An example still remains fresh in my memory. One of the projects I’ve worked on was heavily dependent on blob of data that configured the application. The data consisted of many pieces which could be referred to by ID, and such IDs were spread throughout the system - in the data itself and in our databases. However, as a team we had agreed that these references could never be broken, and consequently, most application code never entertained the possibility that an ID could refer to missing data. I say most because some parts of the system were dedicated to maintaining that invariant, so that the rest of the system did not have to worry about it.
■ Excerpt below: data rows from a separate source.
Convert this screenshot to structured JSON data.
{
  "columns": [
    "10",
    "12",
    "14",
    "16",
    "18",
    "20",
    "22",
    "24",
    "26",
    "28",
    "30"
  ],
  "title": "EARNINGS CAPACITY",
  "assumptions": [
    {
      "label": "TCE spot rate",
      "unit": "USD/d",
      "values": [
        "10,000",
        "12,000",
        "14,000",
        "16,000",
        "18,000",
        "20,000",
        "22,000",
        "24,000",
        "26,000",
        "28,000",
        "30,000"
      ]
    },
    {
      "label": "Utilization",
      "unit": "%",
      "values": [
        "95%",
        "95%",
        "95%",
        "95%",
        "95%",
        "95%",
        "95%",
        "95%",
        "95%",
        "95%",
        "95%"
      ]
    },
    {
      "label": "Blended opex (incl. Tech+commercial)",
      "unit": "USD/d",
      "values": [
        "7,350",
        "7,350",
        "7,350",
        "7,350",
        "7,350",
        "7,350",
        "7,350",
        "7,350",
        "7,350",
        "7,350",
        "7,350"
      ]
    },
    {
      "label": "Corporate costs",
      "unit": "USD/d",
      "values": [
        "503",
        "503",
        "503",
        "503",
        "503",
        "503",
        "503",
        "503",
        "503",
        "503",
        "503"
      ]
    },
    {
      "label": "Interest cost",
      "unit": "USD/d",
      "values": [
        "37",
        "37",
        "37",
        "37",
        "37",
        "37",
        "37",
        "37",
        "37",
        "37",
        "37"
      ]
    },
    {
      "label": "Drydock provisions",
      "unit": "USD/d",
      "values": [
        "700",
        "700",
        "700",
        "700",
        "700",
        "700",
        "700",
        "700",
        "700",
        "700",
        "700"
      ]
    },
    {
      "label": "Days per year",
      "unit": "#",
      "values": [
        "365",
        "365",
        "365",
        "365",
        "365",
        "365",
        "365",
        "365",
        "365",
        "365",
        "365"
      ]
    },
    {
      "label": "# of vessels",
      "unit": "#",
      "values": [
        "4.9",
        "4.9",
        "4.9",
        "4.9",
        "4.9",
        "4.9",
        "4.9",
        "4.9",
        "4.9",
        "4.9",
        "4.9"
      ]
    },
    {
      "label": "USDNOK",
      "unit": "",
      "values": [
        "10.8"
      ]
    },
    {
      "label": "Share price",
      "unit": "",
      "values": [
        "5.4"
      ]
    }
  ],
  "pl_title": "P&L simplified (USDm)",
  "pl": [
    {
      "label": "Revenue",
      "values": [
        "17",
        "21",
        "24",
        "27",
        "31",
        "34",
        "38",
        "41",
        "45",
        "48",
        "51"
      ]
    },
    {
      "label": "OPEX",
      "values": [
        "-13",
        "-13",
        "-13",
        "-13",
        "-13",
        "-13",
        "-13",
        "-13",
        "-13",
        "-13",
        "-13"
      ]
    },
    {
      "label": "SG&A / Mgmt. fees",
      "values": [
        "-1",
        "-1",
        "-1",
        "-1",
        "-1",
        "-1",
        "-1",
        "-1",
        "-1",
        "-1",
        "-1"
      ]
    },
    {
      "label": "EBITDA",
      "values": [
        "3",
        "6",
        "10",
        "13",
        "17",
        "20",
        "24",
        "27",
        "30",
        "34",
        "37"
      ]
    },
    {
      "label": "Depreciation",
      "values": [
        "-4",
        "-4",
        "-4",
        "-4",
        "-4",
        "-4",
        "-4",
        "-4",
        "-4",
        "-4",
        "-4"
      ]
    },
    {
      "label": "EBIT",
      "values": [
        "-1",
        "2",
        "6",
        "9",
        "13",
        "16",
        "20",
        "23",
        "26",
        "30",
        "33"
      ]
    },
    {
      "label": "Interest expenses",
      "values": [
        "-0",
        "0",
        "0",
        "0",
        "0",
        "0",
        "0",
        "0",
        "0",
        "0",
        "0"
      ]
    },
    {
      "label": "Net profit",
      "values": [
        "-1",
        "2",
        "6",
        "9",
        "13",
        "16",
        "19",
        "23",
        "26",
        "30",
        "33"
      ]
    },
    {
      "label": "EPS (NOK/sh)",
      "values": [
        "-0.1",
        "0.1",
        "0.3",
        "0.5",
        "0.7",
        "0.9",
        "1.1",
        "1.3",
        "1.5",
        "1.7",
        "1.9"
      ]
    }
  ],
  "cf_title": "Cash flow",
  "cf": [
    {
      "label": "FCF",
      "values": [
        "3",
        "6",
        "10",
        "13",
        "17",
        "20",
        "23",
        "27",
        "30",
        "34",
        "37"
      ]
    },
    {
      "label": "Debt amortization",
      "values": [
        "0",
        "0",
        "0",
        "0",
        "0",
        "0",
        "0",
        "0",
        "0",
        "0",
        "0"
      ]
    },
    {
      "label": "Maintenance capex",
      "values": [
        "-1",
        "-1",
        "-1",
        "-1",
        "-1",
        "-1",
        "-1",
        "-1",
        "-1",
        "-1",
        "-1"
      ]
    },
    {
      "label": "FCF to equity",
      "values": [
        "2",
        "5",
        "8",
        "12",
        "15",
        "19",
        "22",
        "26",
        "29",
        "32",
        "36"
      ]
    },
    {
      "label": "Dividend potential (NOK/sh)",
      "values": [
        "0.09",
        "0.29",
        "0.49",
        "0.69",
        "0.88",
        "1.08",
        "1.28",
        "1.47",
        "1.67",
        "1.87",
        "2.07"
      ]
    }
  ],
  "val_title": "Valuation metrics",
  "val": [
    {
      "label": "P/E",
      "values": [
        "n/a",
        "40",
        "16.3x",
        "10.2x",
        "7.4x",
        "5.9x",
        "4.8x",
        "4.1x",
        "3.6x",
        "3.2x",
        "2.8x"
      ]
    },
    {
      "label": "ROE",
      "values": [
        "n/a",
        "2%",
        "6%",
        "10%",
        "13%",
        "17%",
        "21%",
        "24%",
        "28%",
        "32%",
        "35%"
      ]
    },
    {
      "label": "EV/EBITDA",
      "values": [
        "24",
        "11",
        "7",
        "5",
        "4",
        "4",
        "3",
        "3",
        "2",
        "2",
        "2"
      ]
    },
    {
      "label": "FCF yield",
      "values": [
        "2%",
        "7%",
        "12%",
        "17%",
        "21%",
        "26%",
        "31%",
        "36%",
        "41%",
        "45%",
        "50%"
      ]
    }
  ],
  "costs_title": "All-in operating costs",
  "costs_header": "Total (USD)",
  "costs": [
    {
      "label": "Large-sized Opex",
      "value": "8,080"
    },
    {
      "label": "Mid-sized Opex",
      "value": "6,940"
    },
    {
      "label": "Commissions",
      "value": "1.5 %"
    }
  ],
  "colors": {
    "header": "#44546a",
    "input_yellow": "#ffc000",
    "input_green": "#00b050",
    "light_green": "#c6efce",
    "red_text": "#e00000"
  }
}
As a result we could write code like this:

class App {
    private final AppData data;

    // ...

    void doSomethingWithData() {
        var a = data.getThingA();
        var b = data.getThingB();
        var c = b.getThingCByIdOfA(a.getId());
        // do something with c
        // ...
    }
}

Instead of code like this:

class App {
    private final AppData data;

    // ...

    void doSomethingWithData() {
        var a = data.getThingA();
        var b = data.getThingB();
        var c = b.getThingCByIdOfA(a.getId());
        if (c == null) {
            // no invariant, so entertain possibility of null
        } else {
            // do what the app is actually supposed to do
        }
    }
}

Which doesn’t seem that bad but when multiplied hundreds of times by a large team of developers, it can get pretty bad:

  • Hundreds of places in the code are dedicated to working around a possibility that could have instead been eliminated by an invariant.
  • If the chosen failure mode is not visible, inconsistent data may go unnoticed.
  • Time is wasted on implementing a failure mode in the first place, resulting in a lot more code that is less readable.

This isn’t an argument against defensive programming, it’s an argument against defensive programming that could instead be replaced by invariants. The problem can then be reduced to choosing and enforcing invariants at the system level, which is not just a software problem, but (I believe) an organizational and cultural one.